Step 2: Set the correct print temperature
Identifying the optimal print temperature is essential for producing stable and aesthetically pleasing prints. Makers are recommended to print a temperature tower to determine the best print temperature. There are several variations online, and you can even make your own (see these temperature towers for ideas), but the basic idea remains the same for all variations. The tower is separated into blocks at different heights, and each block is printed at a different temperature. You can analyze each block after printing to determine the best temperature for your material.
Printing a temperature tower for the first time can be tricky. If your printer’s slicer does not allow differential height temperatures, you will have to manually edit the G-code prior to printing. To do this, you will use G-code commands to set the extruder temperature; these commands begin with ‘M104’.

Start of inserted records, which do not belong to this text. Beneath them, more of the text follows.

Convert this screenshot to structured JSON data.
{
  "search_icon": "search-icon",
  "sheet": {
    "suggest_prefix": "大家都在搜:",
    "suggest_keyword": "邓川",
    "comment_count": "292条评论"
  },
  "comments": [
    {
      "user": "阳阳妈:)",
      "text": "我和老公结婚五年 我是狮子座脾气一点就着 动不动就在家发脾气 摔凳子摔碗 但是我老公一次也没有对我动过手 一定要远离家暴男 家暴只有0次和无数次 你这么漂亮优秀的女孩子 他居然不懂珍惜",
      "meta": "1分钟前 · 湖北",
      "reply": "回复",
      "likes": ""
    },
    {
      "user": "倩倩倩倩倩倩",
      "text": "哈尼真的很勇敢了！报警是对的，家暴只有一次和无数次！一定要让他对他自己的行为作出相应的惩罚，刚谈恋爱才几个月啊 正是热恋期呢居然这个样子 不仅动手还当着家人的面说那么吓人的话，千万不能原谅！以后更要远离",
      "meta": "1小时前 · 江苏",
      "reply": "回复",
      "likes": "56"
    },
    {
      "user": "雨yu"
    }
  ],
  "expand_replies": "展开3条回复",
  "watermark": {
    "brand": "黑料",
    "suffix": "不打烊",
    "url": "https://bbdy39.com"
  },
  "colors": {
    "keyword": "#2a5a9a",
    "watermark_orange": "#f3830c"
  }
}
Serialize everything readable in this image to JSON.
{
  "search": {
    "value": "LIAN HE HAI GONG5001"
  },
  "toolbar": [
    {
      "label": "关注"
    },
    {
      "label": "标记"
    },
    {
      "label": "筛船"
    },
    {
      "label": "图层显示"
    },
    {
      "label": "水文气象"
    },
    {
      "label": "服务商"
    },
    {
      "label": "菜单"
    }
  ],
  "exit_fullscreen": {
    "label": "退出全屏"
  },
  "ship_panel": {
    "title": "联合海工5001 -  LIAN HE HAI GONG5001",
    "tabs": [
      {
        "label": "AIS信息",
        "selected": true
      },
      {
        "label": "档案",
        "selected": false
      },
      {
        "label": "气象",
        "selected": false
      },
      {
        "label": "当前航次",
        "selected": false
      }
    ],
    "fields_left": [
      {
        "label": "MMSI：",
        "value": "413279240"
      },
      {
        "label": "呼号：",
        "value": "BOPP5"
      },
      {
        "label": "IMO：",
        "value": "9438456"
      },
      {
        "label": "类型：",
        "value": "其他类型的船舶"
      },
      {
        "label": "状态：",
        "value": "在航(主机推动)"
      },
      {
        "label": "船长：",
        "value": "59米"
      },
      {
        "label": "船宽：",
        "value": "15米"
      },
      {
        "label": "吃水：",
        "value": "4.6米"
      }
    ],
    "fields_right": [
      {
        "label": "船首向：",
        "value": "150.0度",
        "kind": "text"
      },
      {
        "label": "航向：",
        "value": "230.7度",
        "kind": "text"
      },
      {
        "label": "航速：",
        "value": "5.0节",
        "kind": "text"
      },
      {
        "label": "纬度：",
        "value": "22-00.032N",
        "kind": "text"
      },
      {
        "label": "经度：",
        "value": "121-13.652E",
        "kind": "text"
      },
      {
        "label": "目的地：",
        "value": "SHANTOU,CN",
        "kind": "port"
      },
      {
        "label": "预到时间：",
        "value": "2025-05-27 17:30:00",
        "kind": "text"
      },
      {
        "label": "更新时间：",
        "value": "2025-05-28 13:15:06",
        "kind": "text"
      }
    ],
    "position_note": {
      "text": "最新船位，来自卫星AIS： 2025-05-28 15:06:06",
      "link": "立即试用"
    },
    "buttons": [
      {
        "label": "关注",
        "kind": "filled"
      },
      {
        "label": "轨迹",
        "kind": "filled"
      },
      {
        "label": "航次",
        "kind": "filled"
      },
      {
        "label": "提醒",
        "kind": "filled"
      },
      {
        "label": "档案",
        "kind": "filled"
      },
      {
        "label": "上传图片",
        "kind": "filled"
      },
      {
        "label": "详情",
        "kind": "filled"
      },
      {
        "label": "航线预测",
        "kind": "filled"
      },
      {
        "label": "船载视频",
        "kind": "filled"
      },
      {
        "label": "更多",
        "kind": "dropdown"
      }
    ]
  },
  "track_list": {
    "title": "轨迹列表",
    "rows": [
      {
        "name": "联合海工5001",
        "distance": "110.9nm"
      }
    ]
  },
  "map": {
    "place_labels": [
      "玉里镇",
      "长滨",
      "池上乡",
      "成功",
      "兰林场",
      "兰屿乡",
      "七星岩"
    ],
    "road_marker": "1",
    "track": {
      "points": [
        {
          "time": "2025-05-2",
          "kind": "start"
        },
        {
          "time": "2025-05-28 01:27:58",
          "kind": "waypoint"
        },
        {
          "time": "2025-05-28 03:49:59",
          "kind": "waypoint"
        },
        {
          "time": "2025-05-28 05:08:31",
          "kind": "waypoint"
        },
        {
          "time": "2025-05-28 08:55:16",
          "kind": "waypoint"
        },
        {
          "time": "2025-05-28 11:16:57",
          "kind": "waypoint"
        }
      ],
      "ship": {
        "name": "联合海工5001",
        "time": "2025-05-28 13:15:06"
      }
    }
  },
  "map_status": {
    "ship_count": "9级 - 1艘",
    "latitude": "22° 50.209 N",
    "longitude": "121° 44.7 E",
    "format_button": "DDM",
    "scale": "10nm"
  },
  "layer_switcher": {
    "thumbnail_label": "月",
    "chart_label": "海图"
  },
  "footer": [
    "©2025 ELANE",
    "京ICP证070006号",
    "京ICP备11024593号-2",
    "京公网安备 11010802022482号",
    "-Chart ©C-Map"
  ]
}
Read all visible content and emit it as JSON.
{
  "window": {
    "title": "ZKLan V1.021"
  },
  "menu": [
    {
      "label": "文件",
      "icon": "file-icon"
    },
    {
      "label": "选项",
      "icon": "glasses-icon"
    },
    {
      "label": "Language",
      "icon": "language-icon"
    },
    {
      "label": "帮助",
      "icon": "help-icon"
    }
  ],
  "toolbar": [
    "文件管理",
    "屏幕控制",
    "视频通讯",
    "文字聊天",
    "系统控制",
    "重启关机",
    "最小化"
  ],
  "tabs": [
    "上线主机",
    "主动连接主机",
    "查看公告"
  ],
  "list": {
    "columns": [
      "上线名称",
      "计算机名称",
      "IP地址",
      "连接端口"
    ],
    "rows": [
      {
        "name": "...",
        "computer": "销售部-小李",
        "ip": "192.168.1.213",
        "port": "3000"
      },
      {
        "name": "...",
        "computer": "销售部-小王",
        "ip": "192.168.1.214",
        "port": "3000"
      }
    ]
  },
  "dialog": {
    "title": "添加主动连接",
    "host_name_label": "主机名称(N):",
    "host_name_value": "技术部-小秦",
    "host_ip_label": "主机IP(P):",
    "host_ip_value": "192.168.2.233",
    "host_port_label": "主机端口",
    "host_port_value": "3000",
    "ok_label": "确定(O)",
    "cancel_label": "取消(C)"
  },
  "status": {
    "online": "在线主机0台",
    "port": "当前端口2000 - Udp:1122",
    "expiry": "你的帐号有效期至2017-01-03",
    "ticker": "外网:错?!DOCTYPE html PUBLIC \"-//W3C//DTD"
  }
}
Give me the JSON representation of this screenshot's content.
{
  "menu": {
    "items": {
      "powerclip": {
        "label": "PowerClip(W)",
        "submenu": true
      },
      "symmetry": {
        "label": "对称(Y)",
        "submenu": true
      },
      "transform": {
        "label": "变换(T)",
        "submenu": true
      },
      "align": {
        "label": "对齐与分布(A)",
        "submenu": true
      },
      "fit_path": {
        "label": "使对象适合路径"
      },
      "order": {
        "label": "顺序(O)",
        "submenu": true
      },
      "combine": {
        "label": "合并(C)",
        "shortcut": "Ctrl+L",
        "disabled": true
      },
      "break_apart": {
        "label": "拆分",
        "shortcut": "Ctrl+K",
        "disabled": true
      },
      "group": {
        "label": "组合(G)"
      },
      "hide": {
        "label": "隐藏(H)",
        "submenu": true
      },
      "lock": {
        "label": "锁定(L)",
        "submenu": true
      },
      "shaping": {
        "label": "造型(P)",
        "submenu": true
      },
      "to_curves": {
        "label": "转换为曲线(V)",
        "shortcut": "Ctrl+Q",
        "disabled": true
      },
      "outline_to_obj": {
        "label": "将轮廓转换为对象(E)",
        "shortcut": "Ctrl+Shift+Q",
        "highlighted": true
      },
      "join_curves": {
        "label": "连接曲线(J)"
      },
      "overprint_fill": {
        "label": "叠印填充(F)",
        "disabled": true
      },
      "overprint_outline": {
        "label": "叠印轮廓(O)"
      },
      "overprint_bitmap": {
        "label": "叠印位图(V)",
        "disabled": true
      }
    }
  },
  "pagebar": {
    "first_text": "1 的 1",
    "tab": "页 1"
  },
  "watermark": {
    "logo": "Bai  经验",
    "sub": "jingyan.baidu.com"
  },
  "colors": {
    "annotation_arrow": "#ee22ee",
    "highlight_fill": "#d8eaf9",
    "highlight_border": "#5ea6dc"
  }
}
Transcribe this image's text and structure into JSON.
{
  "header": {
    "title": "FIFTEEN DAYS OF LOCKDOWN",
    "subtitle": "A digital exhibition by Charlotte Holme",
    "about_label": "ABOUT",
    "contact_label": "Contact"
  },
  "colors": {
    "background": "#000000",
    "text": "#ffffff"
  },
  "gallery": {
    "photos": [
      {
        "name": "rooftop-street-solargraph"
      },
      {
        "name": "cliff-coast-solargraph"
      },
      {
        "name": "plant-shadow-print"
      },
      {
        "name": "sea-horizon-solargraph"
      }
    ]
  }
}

First, determine the height of each block. Here, we denote this ‘H’; different blocks start at height 0, H, 2H, 3H, etc.
Then, open your G-code file in the editor of your choice. Look for commands that tell your printer how to move, which begin with ‘G1’. Your G-code file will contain many of these commands, so look for the first G-code command that looks like ‘G1 Z[H]’; note that it may also contain X and Y movement commands. Directly before the line with this command, insert the line ‘M104 S[T]’ where ‘T’ is the temperature of the block that begins at height H. Keep track of these commands in the file because you will be deleting the height–temperature gradient commands after finding the right temperature.
Here is an example illustrating our temperature tower calibration process:
Suppose the blocks have heights of 1 cm (10 mm) and the temperatures range from 185 °C to 220 °C in 5 °C increments. First, we find the first command containing ‘G1 Z10’, which is the first command that brings the hot end to a height of 10 mm. Directly above this line, we set the hot end to 190 °C by inputting the command ‘M104 S190’.
Repeat this for each block according to height with the appropriate temperature. Then, print using the updated G-code file.
Once you have printed a temperature tower, examine the different blocks to determine the best temperature for the material you are using. You should be paying attention when the print is being conducted to evaluate how the filament sets, which can impact print strength and integrity. Find the block that was printed the most evenly and set the temperature accordingly. Be sure to delete the other height–temperature settings to ensure that larger prints do not end up being printed at different temperatures.
The Ultimate Test: Torture
Following these basic procedures will allow you to calibrate your printer and slicer settings to ensure that you get the most out of your filament. However, this list is not comprehensive, and there are many more settings that you can alter to further improve your prints.
One essential method for getting a comprehensive view of what is working and not working with your printer is performing “torture tests.” Printing and perfecting these prints by tweaking other settings can help with fine-tuning notoriously problematic areas such as bridges and overhangs. Torture tests are also beneficial for diagnosing problems that are not immediately visible in simple prints.
3DBenchy (known widely as “Benchy”) is among the most frequently used and recommended torture test. However, Benchy is not the only torture test and may not be best suited for your needs. There are many others that are more and less suitable for identifying different problems, so search “torture test” on your favorite STL site to find one that works best for you. Most tests include basic instructions on how to use them to diagnose problems and points of failure in the resulting print.